HFD + Pol upregulated the expression of fibrosis and kidney-damage markers. (a) Relative mRNA levels of several fibrosis, oxidative stress and kidney damage markers, kidney injury molecule-1(kim1), fibronectin-1, carbohydrate-responsive element-binding protein b (Chrebpb), glucose transpoorter1 (Glut1), thioredoxin-interacting protein (Txnip), Osteopontin (Opn), Transforming growth factor beta-1 (Tgfb), Nuclear factor erythroid 2-related factor 2 (Nrf2), Lipocalin 2 (Lcn2) and Adiponectin. (b) Protein levels of LCN2 measured by ELISA in the kidney. Data are presented as the mean ± SEM. * p < 0.05. The p-values for the ELISA assay and Glut1, Txnip, Opn, Tgfb and Nrf2 genes were determined by using a one-way ANOVA test and Tukey’s multiple tests correction.
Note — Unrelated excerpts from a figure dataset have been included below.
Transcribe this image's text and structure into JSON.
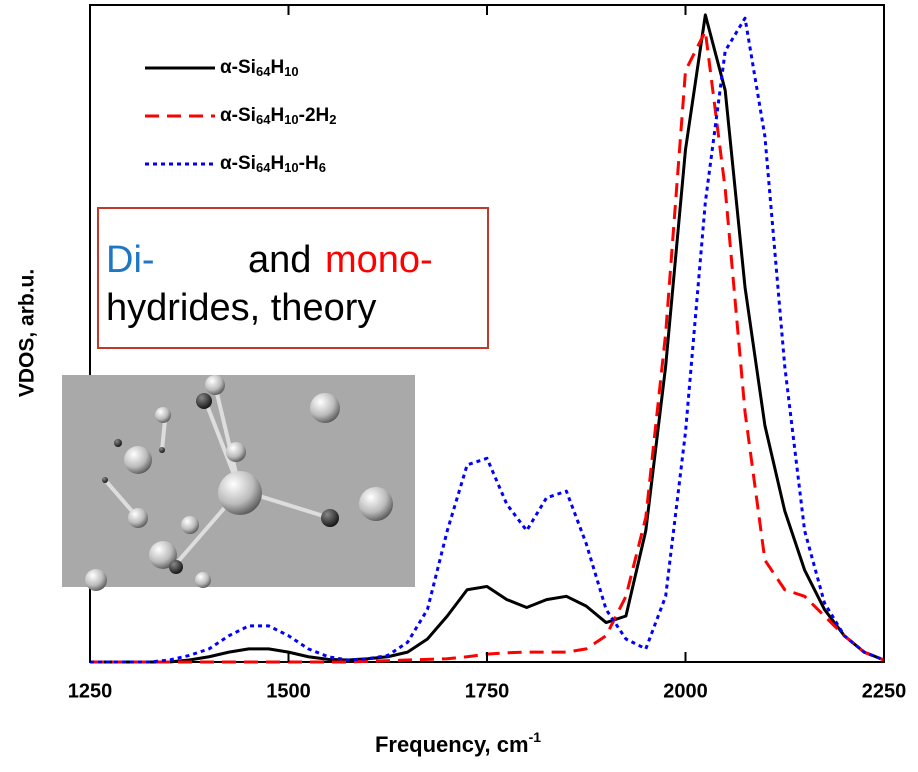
{
  "chart_data": {
    "type": "line",
    "x_label": "Frequency, cm-1",
    "y_label": "VDOS, arb.u.",
    "annotation": [
      "Di-",
      "and",
      "mono-",
      "hydrides, theory"
    ],
    "x": [
      1250,
      1275,
      1300,
      1325,
      1350,
      1375,
      1400,
      1425,
      1450,
      1475,
      1500,
      1525,
      1550,
      1575,
      1600,
      1625,
      1650,
      1675,
      1700,
      1725,
      1750,
      1775,
      1800,
      1825,
      1850,
      1875,
      1900,
      1925,
      1950,
      1975,
      2000,
      2025,
      2050,
      2075,
      2100,
      2125,
      2150,
      2175,
      2200,
      2225,
      2250
    ],
    "series": [
      {
        "name": "α-Si64H10",
        "color": "#000000",
        "dash": "none",
        "values": [
          0,
          0,
          0,
          0,
          0,
          0.003,
          0.008,
          0.015,
          0.02,
          0.02,
          0.015,
          0.008,
          0.004,
          0.003,
          0.005,
          0.008,
          0.015,
          0.035,
          0.07,
          0.11,
          0.115,
          0.095,
          0.083,
          0.095,
          0.1,
          0.085,
          0.06,
          0.07,
          0.2,
          0.45,
          0.78,
          0.985,
          0.87,
          0.57,
          0.36,
          0.23,
          0.14,
          0.08,
          0.04,
          0.015,
          0.003
        ]
      },
      {
        "name": "α-Si64H10-2H2",
        "color": "#ff0000",
        "dash": "14 8",
        "values": [
          0,
          0,
          0,
          0,
          0,
          0,
          0,
          0,
          0,
          0,
          0,
          0,
          0,
          0,
          0.001,
          0.002,
          0.003,
          0.004,
          0.005,
          0.008,
          0.012,
          0.014,
          0.015,
          0.015,
          0.015,
          0.02,
          0.04,
          0.1,
          0.22,
          0.5,
          0.9,
          0.96,
          0.72,
          0.38,
          0.155,
          0.11,
          0.1,
          0.07,
          0.04,
          0.015,
          0.003
        ]
      },
      {
        "name": "α-Si64H10-H6",
        "color": "#0000ff",
        "dash": "4 4",
        "values": [
          0,
          0,
          0,
          0,
          0.003,
          0.01,
          0.02,
          0.04,
          0.055,
          0.055,
          0.04,
          0.02,
          0.008,
          0.003,
          0.005,
          0.01,
          0.03,
          0.08,
          0.2,
          0.3,
          0.31,
          0.24,
          0.2,
          0.25,
          0.26,
          0.18,
          0.08,
          0.035,
          0.02,
          0.1,
          0.35,
          0.7,
          0.93,
          0.98,
          0.8,
          0.45,
          0.2,
          0.09,
          0.04,
          0.015,
          0.003
        ]
      }
    ],
    "xlim": [
      1250,
      2250
    ],
    "ylim": [
      0,
      1
    ],
    "xticks": [
      1250,
      1500,
      1750,
      2000,
      2250
    ]
  }
}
For genes showing different variances like Kim-1, Fibronectin-1, Cherbpa, Cherbpb, Lcn2 and Adiponectin a one-way ANOVA with Brown-Forsythe and Welch’s correction and a Dunnett’s comparisons tests were performed. Chow Diet n = 8; HFD = 11; HFD + Pol = 10.

Figure 6

HFD + Pol upregulated the expression of fibronectin in the liver. (a) Hepatic TG content. The concentration of TG (ng/uL) was measured in the livers of chow, HFD and HFD + Pol mice. (b) Relative mRNA levels of different genes to evaluate the general state of the livers, fatty acid synthase (Fasn), sterol regulatory element binding protein, (Srebp1c), Cell death activator CIDE-3, (Fsp27), Binding immunoglobulin protein (Bip) and C/EBP Homologous Protein (Chop). (b) Protein levels of LCN2 measured by ELISA in the kidney. Data are presented as the mean ± SEM. * p < 0.05; ** p < 0.01; **** p < 0.0001. The p-values for the TG assay and Fasn gene were determined by using a one-way ANOVA test and a Tukey’s multiple tests correction. For genes showing different variances like Fsp27B, Fibronectin-1, Srebp1c, Chop, Lcn2 and Bip a one-way ANOVA with Brown-Forsythe and Welch’s correction and a Dunnett’s comparisons tests were performed. Chow Diet n = 8; HFD = 11; HFD + Pol = 10.